Однако я тогда, не поняв, дерзнул. Проверил полет. Поднялся и сразу увидел вдалеке тот клубящийся закрученный синий глаз-вход. Напряг я все силы, поднялся высоко и быстро так помчал, все выше, все быстрее, прямо с грохотом ракетным ринулся в этот клубящийся синим парком глаз или отверстие, вход в тайну...
ВЫКЛЮЧИЛИ
И тут меня Выключили! Я даже щелчок негромкий слышал. Просто взяли и выключили. Вмиг мое сознание вернулось в серую сумеречную явь и, еще не сознавая беды, я понял, случилось непоправимое.
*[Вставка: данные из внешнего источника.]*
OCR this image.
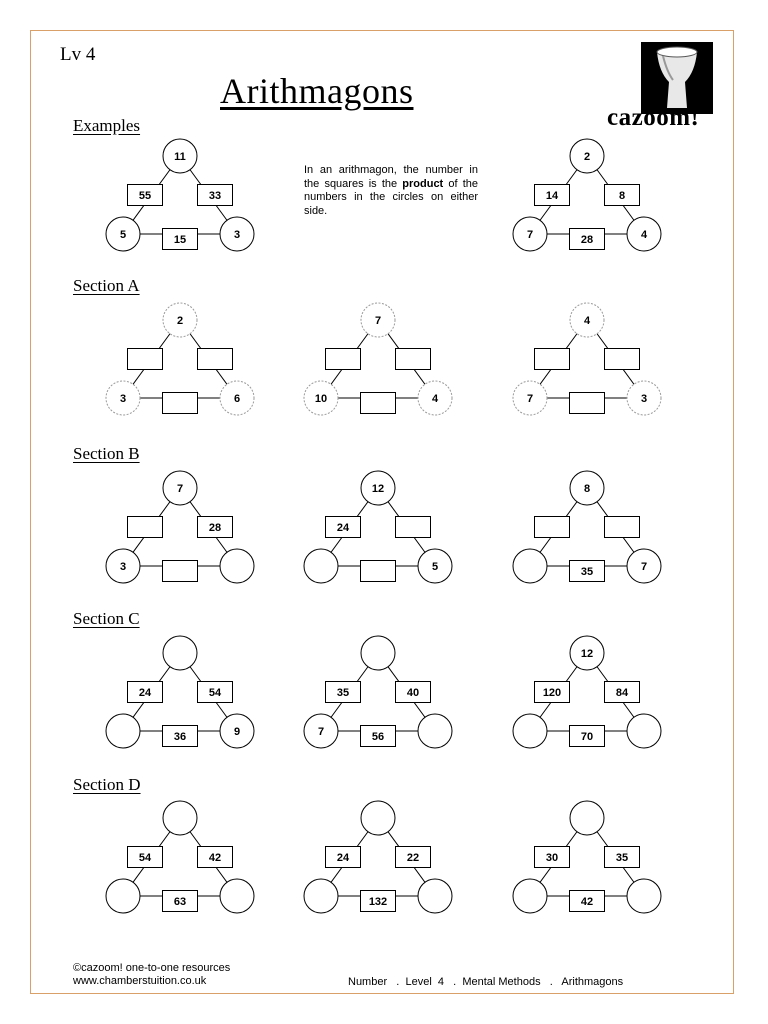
Lv 4
Arithmagons
cazoom!
In an arithmagon, the number in the squares is the product of the numbers in the circles on either side.
Examples
Section A
Section B
Section C
Section D
11
5	3
55	33
15
2
7	4
14	8
28
2
3	6
7
10	4
4
7	3
7
3
28
12
5
24
8
7
35
9
24	54
36	7
35	40
56
12
120	84
70
54	42
63
24	22
132
30	35
42
©cazoom! one-to-one resources
www.chamberstuition.co.uk	Number   .  Level  4   .  Mental Methods   .   Arithmagons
Только позже, размышляя, я в полной мере оценил, что случилось. Меня лишили возможности выбраться на свободу, совсем лишили, и придется мне теперь, как всем, отбывать свое пожизненное заключение до конца! Мне даже самые простые сны перестали сниться: так, муть какая-то тягостная текла перед глазами, и все! И никакого сознания, — совсем беспамятство полное наступало теперь по ночам.
Я было к деткам снова прибег, а вижу, глазки у них, которые раньше так и загорались — теперь наоборот тускнеют, едва я про сны речь завожу. "Не снятся нам больше сны, папа", — так мне отвечают.